In summer 2012, Moscow’s municipal deputy, Maxim Motin, suggested that urban dwellers and architects improve the square outside of an apartment block in the Pechatniki district, as part of the “UrbanUrban” project. The project was contingent on the mayor’s promise to hand over responsibility for landscaping to local deputies, but officials rejected the project. “We have opportunities elsewhere,” said club organizer Konstantin Pribylov.

“I’m not an altruist. Zarechny has enough apartments now. I have four or five competitors here. I noticed that many developers in other cities have already started thinking about how to sell not only apartments but also a decent living environment. It makes sense to splurge on landscape improvements to take people away from our competitors,” Pribylov said, explaining his logic.

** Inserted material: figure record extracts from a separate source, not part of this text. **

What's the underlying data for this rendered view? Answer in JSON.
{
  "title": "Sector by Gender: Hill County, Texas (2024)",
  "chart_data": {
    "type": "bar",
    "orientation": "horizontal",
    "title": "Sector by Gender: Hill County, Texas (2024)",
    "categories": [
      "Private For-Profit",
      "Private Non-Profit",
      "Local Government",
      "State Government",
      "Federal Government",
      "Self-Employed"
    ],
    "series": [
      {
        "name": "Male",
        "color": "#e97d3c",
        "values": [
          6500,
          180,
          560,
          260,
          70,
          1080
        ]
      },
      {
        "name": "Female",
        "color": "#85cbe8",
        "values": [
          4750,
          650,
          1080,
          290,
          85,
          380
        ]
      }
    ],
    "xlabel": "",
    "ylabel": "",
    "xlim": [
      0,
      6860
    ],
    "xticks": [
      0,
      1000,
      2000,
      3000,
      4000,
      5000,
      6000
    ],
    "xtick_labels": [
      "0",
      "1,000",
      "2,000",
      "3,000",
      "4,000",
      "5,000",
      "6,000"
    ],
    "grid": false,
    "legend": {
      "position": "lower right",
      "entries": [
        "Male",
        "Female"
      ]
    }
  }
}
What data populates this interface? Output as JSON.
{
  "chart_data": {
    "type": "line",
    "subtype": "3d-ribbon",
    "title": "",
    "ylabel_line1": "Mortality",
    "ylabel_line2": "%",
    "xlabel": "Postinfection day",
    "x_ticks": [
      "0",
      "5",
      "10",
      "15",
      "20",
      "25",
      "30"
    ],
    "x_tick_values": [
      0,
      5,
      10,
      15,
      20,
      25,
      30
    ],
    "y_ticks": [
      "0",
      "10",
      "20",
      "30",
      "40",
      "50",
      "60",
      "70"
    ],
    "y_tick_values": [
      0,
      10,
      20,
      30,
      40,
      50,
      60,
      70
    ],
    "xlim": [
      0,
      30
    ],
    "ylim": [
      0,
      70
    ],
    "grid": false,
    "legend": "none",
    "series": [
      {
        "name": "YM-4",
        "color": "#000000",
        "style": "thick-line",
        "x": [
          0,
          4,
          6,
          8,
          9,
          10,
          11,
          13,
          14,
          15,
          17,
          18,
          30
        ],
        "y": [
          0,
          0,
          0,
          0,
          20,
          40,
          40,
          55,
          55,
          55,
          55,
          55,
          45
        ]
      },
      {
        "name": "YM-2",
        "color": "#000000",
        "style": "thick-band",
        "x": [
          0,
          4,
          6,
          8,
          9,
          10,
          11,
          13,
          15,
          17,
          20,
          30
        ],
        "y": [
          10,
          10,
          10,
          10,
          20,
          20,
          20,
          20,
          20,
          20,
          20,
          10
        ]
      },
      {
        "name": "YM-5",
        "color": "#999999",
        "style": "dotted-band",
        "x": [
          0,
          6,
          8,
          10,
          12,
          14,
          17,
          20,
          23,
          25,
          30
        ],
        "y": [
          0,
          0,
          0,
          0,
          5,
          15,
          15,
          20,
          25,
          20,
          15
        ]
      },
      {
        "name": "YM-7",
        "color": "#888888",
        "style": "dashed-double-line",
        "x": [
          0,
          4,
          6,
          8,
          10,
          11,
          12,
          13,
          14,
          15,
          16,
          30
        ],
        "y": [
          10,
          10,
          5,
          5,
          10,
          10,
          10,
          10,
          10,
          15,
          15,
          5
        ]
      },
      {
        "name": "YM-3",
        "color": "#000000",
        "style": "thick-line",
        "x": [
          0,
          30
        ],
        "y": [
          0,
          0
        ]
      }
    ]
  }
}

He estimates that the project to upgrade the yard will cost 2.2 million rubles ($70,700). Forty percent of the apartments inside one of the nearly completed blocks have already been sold.

 

Closer to what people really need

The club — actual or virtual mode — includes around 300 members. Zerechny has a total of 64,500 inhabitants. The participants realize that many city dwellers know nothing of the club’s existence. Still, there are those who have heard about it and are dissatisfied.

Yevgeny Kosmach, 29-year-old head of a team of system administrators, joined the club only to leave it later. Kosmach is skeptical of what he calls “Gladkov’s micromanagement.”

He believes that it is not necessary to go knocking door-to-door; rather, a system of management with no single person in charge needs to be established. Kosmach admitted that he lacks sufficient information about the club.

“I have not seen a detailed description of the projects online. I don’t understand what they’ve been doing for three years.” He pointed to the sidewalk outside the “Rossiya” movie theater. “There was a huge hole here — a car fell into it. That’s the sort of problem that needs to be addressed, not bike parks,” Kosmach said.

Another former member of the club, 28-year-old Denis Kravchuk, said that “the problem with the club is that people look at the experience of big cities. Dramatic ideas are good in places where people don’t know each other.”